A French media executive is the latest to come under fire in France over spending of public money after it was reported that she had spent up €40,000 on taxi fares over the last 10 months which included approximately €7,000 for her son. All funds of course come from tax payers.
French media executives seem to continue to give themselves a bad name over frivolous spending of tax payer’s money.
The first incident involved the head of French public radio for a €100,000 office makeover, and now the mammoth €40,000 spent on taxis rids by Agnès Saal, the head of France’s National Audiovisual Institute.
The report was sent to the Institute’s directors in an anonymous letter just in time for the organization’s annual board meeting. The total of €40,915 which includes a nearly €7,000 subscription to a private cab firm as well as €32,000 in travel.
Saal defended her and offered to pay back part of the bill. She further stated that as CEO of INA she has access to a company car however she does not have a driver’s license and relies on taxi service for the extended hours she works as well as on weekends.
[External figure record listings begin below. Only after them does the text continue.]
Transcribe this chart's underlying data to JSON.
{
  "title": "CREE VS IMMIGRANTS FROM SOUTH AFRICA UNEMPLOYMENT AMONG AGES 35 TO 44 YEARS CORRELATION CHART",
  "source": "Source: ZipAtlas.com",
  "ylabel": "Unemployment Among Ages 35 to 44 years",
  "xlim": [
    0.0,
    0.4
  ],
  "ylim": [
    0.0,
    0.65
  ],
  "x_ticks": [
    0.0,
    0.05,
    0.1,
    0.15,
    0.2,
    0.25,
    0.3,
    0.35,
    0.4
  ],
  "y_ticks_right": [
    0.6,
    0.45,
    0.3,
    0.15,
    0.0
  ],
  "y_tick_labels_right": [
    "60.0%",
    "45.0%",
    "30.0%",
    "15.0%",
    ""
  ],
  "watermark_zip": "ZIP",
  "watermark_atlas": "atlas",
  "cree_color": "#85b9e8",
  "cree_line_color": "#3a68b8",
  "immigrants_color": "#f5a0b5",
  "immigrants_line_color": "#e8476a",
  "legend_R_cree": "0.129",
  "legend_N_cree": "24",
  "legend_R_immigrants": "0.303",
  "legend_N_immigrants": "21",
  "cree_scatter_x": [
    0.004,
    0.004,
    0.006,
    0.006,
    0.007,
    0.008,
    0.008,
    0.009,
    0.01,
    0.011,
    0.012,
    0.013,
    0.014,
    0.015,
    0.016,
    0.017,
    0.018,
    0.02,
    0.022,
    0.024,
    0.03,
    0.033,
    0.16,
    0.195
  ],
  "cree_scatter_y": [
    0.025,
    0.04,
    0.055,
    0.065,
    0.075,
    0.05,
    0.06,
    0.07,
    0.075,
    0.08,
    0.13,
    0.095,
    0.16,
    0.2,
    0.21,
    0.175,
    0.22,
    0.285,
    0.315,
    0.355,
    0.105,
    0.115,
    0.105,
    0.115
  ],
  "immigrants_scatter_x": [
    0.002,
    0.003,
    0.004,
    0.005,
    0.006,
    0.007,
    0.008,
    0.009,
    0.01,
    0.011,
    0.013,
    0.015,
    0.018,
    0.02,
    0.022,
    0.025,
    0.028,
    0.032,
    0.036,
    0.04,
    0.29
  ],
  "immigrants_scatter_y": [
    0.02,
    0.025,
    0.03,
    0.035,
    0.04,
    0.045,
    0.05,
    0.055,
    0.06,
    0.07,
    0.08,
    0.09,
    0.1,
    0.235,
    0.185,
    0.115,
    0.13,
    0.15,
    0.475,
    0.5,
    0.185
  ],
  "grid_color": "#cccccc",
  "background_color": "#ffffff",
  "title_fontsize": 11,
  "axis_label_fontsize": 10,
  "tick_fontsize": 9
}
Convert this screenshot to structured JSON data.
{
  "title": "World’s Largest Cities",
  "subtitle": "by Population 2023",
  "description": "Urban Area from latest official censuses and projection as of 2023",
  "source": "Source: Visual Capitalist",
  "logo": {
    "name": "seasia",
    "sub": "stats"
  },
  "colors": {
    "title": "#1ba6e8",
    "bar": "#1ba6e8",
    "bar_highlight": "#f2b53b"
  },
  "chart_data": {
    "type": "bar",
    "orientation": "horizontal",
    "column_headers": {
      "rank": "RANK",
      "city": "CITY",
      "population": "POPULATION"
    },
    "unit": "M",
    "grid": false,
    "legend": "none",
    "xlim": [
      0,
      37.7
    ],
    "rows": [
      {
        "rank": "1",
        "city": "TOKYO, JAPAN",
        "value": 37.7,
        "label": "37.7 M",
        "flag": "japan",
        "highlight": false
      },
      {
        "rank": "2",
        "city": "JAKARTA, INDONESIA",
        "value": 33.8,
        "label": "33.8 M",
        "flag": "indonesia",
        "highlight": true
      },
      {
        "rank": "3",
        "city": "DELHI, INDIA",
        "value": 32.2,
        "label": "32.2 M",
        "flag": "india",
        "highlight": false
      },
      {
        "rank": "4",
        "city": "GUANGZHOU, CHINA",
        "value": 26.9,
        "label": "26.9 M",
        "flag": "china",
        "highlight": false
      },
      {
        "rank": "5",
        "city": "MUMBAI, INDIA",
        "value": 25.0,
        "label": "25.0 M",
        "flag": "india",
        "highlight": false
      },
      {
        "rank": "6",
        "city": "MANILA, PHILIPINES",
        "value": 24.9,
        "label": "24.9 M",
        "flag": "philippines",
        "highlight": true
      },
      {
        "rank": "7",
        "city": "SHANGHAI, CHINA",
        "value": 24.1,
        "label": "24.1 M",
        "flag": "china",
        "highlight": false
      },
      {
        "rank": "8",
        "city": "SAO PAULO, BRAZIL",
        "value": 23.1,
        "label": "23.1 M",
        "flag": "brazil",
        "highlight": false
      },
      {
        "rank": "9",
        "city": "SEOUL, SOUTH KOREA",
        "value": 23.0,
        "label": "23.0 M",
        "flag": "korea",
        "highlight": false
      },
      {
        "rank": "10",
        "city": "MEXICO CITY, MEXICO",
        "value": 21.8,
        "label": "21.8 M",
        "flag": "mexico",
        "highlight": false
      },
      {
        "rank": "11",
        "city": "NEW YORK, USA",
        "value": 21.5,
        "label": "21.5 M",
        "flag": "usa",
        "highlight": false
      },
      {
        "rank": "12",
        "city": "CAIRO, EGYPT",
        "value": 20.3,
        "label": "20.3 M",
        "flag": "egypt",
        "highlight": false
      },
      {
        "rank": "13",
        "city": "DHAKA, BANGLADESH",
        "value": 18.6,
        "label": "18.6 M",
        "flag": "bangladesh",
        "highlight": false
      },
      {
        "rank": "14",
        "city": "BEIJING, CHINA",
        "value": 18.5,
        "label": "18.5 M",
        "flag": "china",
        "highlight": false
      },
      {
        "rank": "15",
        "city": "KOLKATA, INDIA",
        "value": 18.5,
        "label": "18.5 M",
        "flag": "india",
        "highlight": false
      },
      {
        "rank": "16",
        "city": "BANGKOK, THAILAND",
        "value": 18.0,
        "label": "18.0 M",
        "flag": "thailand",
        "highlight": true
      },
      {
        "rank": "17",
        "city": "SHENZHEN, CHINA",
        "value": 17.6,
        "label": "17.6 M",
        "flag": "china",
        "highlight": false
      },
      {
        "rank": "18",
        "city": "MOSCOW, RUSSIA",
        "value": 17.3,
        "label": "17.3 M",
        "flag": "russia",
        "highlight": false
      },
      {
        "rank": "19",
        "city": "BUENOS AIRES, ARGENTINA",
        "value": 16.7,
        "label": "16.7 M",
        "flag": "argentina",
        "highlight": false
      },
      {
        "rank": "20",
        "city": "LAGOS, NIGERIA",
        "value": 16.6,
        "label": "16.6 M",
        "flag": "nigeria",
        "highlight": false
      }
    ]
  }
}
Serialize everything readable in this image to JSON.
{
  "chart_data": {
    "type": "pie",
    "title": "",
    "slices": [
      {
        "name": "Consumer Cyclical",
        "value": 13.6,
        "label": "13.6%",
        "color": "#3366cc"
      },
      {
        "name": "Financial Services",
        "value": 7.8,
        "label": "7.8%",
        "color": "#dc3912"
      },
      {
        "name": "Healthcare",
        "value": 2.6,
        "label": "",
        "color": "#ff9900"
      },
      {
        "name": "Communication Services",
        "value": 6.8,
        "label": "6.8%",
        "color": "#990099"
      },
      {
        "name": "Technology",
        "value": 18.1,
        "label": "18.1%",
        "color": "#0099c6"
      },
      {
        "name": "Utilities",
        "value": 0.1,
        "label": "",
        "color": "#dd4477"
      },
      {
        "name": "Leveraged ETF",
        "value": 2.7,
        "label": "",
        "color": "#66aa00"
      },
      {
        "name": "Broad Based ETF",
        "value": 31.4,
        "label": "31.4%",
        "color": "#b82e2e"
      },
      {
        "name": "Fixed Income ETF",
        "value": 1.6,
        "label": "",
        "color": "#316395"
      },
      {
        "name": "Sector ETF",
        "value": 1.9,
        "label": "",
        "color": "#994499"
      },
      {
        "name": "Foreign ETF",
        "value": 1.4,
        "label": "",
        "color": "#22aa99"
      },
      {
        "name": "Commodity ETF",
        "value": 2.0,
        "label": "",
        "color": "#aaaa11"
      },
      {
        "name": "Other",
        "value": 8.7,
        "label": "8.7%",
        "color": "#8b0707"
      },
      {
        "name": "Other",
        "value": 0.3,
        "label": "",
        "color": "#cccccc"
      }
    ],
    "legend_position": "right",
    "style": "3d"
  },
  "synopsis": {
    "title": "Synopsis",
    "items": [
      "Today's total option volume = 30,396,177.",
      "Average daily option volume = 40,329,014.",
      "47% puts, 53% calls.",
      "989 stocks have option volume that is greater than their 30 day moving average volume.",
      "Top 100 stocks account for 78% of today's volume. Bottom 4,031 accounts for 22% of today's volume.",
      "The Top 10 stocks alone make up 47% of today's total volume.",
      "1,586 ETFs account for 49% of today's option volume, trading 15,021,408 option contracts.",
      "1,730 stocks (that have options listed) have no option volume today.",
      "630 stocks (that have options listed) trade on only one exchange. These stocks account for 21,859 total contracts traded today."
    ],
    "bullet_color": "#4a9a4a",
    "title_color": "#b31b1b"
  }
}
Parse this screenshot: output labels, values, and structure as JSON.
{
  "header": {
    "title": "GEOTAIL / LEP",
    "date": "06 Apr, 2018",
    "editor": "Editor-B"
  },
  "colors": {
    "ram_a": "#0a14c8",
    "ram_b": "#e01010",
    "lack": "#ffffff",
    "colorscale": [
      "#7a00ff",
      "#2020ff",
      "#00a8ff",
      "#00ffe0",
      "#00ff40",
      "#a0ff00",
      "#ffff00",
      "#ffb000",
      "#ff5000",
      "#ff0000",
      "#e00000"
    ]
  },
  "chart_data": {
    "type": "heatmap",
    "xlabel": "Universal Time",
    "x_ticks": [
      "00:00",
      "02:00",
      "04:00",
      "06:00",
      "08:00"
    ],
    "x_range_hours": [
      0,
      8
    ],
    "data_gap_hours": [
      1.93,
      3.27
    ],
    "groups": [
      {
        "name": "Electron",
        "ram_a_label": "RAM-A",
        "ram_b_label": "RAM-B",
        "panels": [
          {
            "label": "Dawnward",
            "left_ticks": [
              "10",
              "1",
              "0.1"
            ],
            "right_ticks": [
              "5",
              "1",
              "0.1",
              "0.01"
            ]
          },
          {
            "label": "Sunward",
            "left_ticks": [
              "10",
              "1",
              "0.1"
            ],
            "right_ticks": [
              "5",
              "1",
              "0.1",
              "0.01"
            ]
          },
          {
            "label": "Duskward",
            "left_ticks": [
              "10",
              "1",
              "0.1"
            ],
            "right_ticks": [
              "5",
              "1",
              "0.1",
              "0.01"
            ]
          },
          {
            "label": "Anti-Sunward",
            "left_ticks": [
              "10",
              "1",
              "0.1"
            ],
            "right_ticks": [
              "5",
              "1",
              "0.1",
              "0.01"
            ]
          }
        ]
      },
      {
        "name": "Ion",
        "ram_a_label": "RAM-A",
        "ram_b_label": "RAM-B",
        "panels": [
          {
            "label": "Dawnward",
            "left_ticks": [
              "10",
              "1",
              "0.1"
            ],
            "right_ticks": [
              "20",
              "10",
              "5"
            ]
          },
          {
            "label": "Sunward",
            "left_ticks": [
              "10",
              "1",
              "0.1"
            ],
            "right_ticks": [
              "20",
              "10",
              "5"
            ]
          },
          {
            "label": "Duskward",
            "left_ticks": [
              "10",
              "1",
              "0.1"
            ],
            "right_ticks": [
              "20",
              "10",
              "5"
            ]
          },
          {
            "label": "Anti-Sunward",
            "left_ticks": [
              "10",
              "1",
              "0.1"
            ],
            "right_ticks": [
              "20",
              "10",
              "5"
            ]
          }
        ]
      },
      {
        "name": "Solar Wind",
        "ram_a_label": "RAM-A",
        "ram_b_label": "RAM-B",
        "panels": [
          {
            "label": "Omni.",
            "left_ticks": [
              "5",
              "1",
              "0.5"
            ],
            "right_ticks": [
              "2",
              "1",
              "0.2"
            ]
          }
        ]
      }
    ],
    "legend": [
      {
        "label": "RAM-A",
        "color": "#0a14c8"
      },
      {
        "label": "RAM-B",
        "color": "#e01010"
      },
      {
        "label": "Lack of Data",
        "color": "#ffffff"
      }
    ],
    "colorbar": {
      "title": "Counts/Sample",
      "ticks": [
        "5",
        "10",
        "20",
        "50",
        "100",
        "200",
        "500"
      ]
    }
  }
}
When it was discovered her son had used her work dedicated account and spent up €6,700 of taxi receipts, Saal then admitted wrongdoing.
Comparisons have been drawn between Saal’s excessive taxi expense and the €100,000 spent by Mathieu Gallet on his office revamp.
The report has angered staff as it came out during a prolonged strike over job cuts. More reports of extravagant over spending have surfaced which will further cause a potential uprising.